Some key growth drivers in recent months have been the mining sector, electricity and water utilities and construction, Kalili said, but growth was lagging in manufacturing, wholesale and retail, trade and fishing. He expected limited growth in mining, manufacturing, health and utilities in the immediate future.
He said “inflation is starting to moderate” and that interest rates were expected to rise in South Africa in November from near zero at present, and further predicted that Namibia would follow in December to avoid the Namibian repo rate falling below SA’s repo if SA hikes rates again in January.

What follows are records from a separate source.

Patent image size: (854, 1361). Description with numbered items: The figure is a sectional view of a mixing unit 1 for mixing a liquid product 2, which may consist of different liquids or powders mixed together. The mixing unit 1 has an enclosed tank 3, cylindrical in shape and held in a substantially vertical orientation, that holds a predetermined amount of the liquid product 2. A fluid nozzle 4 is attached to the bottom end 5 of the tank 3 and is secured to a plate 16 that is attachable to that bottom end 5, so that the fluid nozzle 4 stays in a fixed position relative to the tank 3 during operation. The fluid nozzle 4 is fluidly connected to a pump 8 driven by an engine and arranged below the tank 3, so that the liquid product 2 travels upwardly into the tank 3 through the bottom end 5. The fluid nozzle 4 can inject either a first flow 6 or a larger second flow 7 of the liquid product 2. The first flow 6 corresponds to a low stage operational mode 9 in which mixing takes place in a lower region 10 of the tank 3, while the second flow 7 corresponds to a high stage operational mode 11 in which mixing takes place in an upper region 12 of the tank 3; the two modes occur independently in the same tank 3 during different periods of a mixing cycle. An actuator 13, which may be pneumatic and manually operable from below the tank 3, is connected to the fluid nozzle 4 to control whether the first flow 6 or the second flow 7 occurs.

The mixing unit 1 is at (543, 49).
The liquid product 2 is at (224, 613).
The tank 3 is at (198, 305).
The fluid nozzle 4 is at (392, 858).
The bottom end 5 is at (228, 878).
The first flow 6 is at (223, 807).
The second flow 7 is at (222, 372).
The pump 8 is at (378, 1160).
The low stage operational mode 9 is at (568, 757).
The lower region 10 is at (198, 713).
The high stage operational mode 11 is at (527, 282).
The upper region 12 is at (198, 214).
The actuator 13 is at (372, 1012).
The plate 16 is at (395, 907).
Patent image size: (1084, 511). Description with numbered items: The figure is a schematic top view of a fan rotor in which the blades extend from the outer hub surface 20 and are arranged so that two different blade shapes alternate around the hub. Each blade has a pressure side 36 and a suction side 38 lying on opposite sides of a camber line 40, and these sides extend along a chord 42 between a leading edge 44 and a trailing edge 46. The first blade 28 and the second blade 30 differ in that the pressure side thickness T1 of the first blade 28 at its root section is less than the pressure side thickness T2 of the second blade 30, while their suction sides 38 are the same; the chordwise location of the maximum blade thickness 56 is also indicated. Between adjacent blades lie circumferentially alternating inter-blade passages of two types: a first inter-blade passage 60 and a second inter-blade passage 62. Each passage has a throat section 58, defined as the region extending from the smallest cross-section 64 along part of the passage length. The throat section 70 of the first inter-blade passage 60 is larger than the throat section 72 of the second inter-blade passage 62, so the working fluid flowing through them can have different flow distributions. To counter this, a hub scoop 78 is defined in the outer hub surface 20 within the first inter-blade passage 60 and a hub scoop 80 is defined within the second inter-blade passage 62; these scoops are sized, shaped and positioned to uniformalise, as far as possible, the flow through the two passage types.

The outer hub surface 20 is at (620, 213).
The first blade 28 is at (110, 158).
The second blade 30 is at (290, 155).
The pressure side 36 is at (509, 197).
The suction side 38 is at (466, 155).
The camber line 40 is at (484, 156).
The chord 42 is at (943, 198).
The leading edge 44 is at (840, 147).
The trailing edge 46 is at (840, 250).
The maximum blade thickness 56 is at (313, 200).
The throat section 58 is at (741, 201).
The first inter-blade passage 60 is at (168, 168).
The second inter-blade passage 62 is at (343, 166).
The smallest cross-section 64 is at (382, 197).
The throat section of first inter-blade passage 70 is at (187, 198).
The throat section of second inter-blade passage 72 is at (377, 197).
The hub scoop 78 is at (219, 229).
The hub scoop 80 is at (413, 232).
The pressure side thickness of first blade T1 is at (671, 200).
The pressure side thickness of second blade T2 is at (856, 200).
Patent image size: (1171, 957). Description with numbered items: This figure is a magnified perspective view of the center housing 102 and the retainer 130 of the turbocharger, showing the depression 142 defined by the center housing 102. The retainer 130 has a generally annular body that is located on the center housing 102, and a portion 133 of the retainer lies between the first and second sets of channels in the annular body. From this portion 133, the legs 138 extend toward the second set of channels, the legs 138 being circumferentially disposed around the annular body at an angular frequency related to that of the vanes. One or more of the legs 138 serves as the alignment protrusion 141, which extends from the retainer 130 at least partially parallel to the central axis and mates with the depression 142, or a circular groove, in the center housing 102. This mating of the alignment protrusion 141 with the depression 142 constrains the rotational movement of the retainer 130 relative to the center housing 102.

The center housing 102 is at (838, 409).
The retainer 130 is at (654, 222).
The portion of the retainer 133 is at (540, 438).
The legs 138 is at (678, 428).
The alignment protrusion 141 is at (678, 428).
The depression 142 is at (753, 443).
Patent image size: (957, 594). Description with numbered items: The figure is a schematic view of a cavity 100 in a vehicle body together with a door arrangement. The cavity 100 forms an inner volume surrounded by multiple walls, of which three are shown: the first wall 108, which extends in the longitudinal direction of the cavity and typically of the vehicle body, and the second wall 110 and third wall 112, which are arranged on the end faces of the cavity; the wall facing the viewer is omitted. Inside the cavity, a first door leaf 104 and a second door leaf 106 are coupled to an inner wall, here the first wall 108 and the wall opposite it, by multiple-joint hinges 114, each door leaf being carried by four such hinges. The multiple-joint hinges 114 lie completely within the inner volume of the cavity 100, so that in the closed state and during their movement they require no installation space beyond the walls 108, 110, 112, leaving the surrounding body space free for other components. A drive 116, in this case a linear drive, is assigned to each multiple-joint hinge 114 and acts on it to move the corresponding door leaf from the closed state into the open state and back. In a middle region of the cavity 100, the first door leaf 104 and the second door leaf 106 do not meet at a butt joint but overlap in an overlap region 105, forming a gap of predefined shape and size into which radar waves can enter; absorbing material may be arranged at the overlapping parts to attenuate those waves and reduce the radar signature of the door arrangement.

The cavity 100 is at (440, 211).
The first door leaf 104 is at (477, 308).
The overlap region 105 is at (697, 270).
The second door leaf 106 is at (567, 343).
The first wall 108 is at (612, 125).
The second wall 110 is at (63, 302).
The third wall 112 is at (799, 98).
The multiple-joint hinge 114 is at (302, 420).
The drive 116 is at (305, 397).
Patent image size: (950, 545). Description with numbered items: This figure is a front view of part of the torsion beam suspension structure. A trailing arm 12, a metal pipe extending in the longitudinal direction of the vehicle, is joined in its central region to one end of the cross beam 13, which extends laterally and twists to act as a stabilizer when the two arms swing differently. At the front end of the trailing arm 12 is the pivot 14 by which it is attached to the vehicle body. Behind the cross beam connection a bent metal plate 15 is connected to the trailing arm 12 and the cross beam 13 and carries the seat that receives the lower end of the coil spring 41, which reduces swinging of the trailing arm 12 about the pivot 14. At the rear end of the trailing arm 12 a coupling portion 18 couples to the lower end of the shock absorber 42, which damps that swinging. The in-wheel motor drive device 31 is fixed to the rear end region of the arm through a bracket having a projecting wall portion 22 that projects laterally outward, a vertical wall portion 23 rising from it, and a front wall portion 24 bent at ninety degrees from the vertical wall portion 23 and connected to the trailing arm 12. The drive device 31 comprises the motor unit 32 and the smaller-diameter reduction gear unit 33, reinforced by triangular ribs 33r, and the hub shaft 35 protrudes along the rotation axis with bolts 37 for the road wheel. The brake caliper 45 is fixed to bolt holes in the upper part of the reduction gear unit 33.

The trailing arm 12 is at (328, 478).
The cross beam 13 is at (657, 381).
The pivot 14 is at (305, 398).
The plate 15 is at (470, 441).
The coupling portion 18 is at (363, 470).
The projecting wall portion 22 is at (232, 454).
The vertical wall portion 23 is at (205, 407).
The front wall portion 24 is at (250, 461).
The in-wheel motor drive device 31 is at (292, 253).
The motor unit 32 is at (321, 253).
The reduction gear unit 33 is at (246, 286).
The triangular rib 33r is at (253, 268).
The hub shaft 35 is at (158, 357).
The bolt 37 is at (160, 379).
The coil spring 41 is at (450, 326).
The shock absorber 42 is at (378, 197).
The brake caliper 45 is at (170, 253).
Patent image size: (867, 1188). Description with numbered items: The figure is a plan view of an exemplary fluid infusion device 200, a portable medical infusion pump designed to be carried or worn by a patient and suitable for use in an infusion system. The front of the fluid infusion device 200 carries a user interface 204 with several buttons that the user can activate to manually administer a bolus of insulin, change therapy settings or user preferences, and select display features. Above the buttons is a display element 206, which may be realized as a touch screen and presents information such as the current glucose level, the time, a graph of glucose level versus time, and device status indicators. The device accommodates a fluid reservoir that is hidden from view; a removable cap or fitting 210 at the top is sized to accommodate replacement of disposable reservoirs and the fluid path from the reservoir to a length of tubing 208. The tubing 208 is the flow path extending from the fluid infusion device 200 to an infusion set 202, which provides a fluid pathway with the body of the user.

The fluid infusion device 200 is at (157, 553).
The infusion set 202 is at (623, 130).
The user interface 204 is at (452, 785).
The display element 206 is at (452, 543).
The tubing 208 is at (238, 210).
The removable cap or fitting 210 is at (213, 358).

The process of fiscal consolidation whereby government spending is being reduced, as well as consumer indebtedness (20 percent of household income goes to debt-servicing), low spending power and disposable income, and a lack of business confidence, acted as “drags on economy”, he remarked.
He also noted that government expenditure exceeds its income and that N$25 billion of debt “would mature” in the next 12 months. In the period 2021-25 the Eurobonds also need to be repaid. Ideally, government should consolidate its debt position, but that the low-growth scenario makes it difficult he said.
In response to a question from Confidente about the rapidly rising debt profile of the country, Kalili said debt is not necessarily a bad thing, provided it is used to finance productive expenditure and critical infrastructure rather than for consumption and operational expenses.
Kalili also expected a major drop in revenue from the Southern African Customs Union (SACU) in the coming period and argued that as a result of all these factors economic growth would be hard to come by in the current economic climate. He expects the recession to last “six lean years, with two gone and four to go”.